Back in the days of hot metal in old Fleet Street, there were alleged to be a whole series of practices, which were not allowed for in contracts of service. They were known as Spanish practices or Spanish customs, such as false names on worksheets and payments for a day's work when half an hour had actually been worked.
New heads sometimes find that there are various practices and interpretations of agreements that have crept into use in the school they take over. When they question them, they are told it is custom and practice in this school or local authority.
So what status does custom and practice have? The cynical lawyer's saying goes: "Custom and practice is the last refuge of a scoundrel when no better arguments are to hand."
The fundamental basis for the relationship between the employer and employee is the signed contract. For teachers in maintained schools, this will incorporate the statutory School Teachers' Pay and Conditions Document and agreements explicitly incorporated in it, and usually the Burgundy Book agreement, which defines areas such as resignation dates. Staff covered by transfer of undertakings (Tupe) retain those conditions of service unless they agree to change them or until changes can no longer be considered to be "related to the transfer".
Custom and practice, rather like a footpath, is established by long and regular use, to the point that it can be assumed to be included in the contract.
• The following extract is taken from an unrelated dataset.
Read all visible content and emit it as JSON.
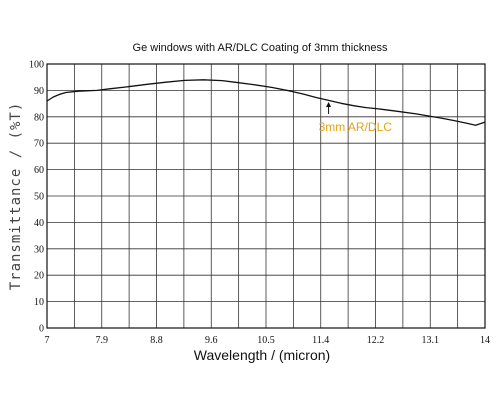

The rule of thumb is that it must be certain (it always happens), notorious (everyone knows about it), and reasonable. If these do not apply, it is not part of the contract. Moreover, these practices can be changed (although consultation may be needed). A head should consult the school's HR adviser, but she should not be prevented by a slogan from making a necessary change.
Richard Bird, Legal consultant to the Association of School and College Leaders.